At the G7 summit in Taormina, much is at stake: the unity of the leading countries is history, goals such as climate protection and free trade are no longer self-evident. The outcome of the meeting is difficult to predict. Decisive is the course of US President Trump – and that could be dangerous.

Free trade particularly is a thorn in Trump’s side. During a meeting with the EU leaders on Thursday, he attacked the German car industry again. In doing so, he ignores the importance of German manufacturers for the American economy: they secure hundreds of thousands of jobs in the United States and export German brands „Made in the USA“ to the whole world. Last year, German car manufacturers produced some 850,000 vehicles in the USA, which were then partially sold on the European market. The largest car exporter from the USA is not General Motors or Ford, but BMW with its corporate seat in Germany.

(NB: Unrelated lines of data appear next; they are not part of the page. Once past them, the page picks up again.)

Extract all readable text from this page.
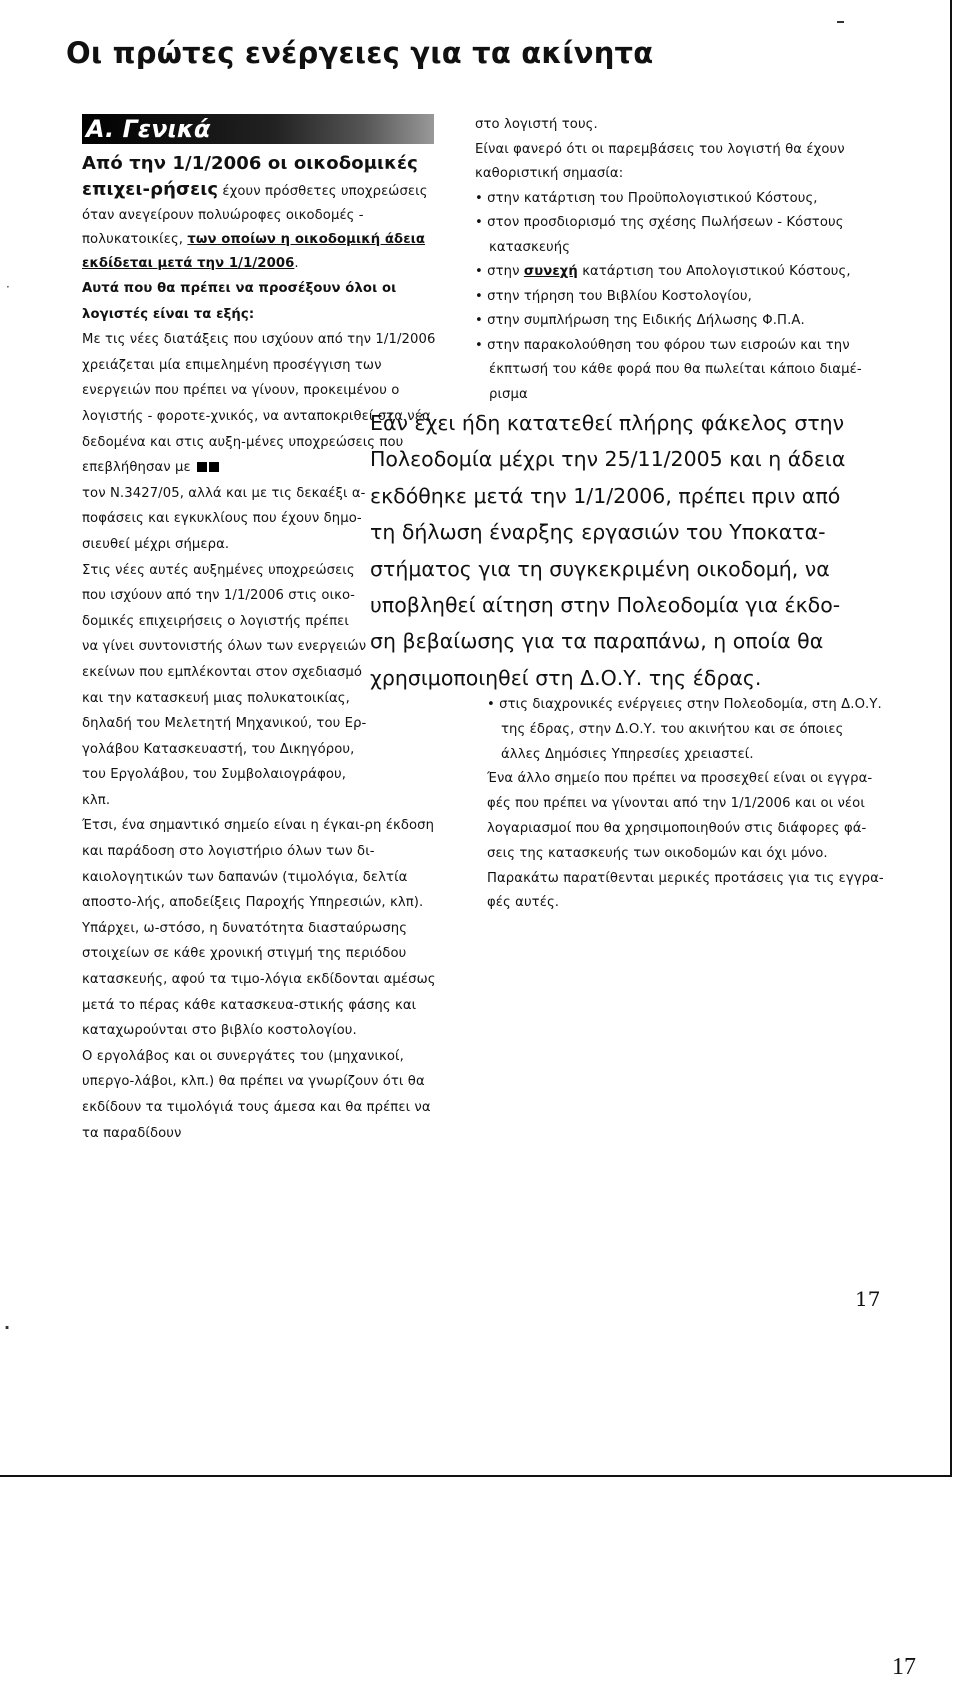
·
.
Οι πρώτες ενέργειες για τα ακίνητα
A. Γενικά

Από την 1/1/2006 οι οικοδομικές επιχει-ρήσεις έχουν πρόσθετες υποχρεώσεις όταν ανεγείρουν πολυώροφες οικοδομές - πολυκατοικίες, των οποίων η οικοδομική άδεια εκδίδεται μετά την 1/1/2006.

Αυτά που θα πρέπει να προσέξουν όλοι οι λογιστές είναι τα εξής:

Με τις νέες διατάξεις που ισχύουν από την 1/1/2006 χρειάζεται μία επιμελημένη προσέγγιση των ενεργειών που πρέπει να γίνουν, προκειμένου ο λογιστής - φοροτε-χνικός, να ανταποκριθεί στα νέα δεδομένα και στις αυξη-μένες υποχρεώσεις που επεβλήθησαν με

τον Ν.3427/05, αλλά και με τις δεκαέξι α-ποφάσεις και εγκυκλίους που έχουν δημο-σιευθεί μέχρι σήμερα.

Στις νέες αυτές αυξημένες υποχρεώσεις που ισχύουν από την 1/1/2006 στις οικο-δομικές επιχειρήσεις ο λογιστής πρέπει να γίνει συντονιστής όλων των ενεργειών εκείνων που εμπλέκονται στον σχεδιασμό και την κατασκευή μιας πολυκατοικίας, δηλαδή του Μελετητή Μηχανικού, του Ερ-γολάβου Κατασκευαστή, του Δικηγόρου, του Εργολάβου, του Συμβολαιογράφου, κλπ.

Έτσι, ένα σημαντικό σημείο είναι η έγκαι-ρη έκδοση και παράδοση στο λογιστήριο όλων των δι-καιολογητικών των δαπανών (τιμολόγια, δελτία αποστο-λής, αποδείξεις Παροχής Υπηρεσιών, κλπ). Υπάρχει, ω-στόσο, η δυνατότητα διασταύρωσης στοιχείων σε κάθε χρονική στιγμή της περιόδου κατασκευής, αφού τα τιμο-λόγια εκδίδονται αμέσως μετά το πέρας κάθε κατασκευα-στικής φάσης και καταχωρούνται στο βιβλίο κοστολογίου.

Ο εργολάβος και οι συνεργάτες του (μηχανικοί, υπεργο-λάβοι, κλπ.) θα πρέπει να γνωρίζουν ότι θα εκδίδουν τα τιμολόγιά τους άμεσα και θα πρέπει να τα παραδίδουν

στο λογιστή τους.

Είναι φανερό ότι οι παρεμβάσεις του λογιστή θα έχουν καθοριστική σημασία:

• στην κατάρτιση του Προϋπολογιστικού Κόστους,

• στον προσδιορισμό της σχέσης Πωλήσεων - Κόστους κατασκευής

• στην συνεχή κατάρτιση του Απολογιστικού Κόστους,

• στην τήρηση του Βιβλίου Κοστολογίου,

• στην συμπλήρωση της Ειδικής Δήλωσης Φ.Π.Α.

• στην παρακολούθηση του φόρου των εισροών και την έκπτωσή του κάθε φορά που θα πωλείται κάποιο διαμέ-ρισμα

Εάν έχει ήδη κατατεθεί πλήρης φάκελος στην Πολεοδομία μέχρι την 25/11/2005 και η άδεια εκδόθηκε μετά την 1/1/2006, πρέπει πριν από τη δήλωση έναρξης εργασιών του Υποκατα-στήματος για τη συγκεκριμένη οικοδομή, να υποβληθεί αίτηση στην Πολεοδομία για έκδο-ση βεβαίωσης για τα παραπάνω, η οποία θα χρησιμοποιηθεί στη Δ.Ο.Υ. της έδρας.

• στις διαχρονικές ενέργειες στην Πολεοδομία, στη Δ.Ο.Υ. της έδρας, στην Δ.Ο.Υ. του ακινήτου και σε όποιες άλλες Δημόσιες Υπηρεσίες χρειαστεί.

Ένα άλλο σημείο που πρέπει να προσεχθεί είναι οι εγγρα-φές που πρέπει να γίνονται από την 1/1/2006 και οι νέοι λογαριασμοί που θα χρησιμοποιηθούν στις διάφορες φά-σεις της κατασκευής των οικοδομών και όχι μόνο.

Παρακάτω παρατίθενται μερικές προτάσεις για τις εγγρα-φές αυτές.

17
17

The fact that world trade today is different than in the textbook, Trump does not take into account in his economic policy course. Countries nowadays are no longer specialized in individual sectors, but in individual production stages. If a product bears the label „Assembled in China“ – as with a well-known smartphone – it does not mean that its production is creating jobs in China alone. The components come from all over the world, the development process takes place in the USA. Instead of reflecting on the strength of the US economy, namely, the development of high technology, Trump wants to turn back clocks and revive traditional industries like the steel and coal industries.

Protectionist measures would therefore be detrimental to global trade, but also to the USA itself. Trade partners, including Germany, will continue to rely on free trade, if necessary without the US, as for example the EU Commission in negotiating a free trade agreement with the Mercosur countries of Brazil, Argentina, Uruguay and Paraguay.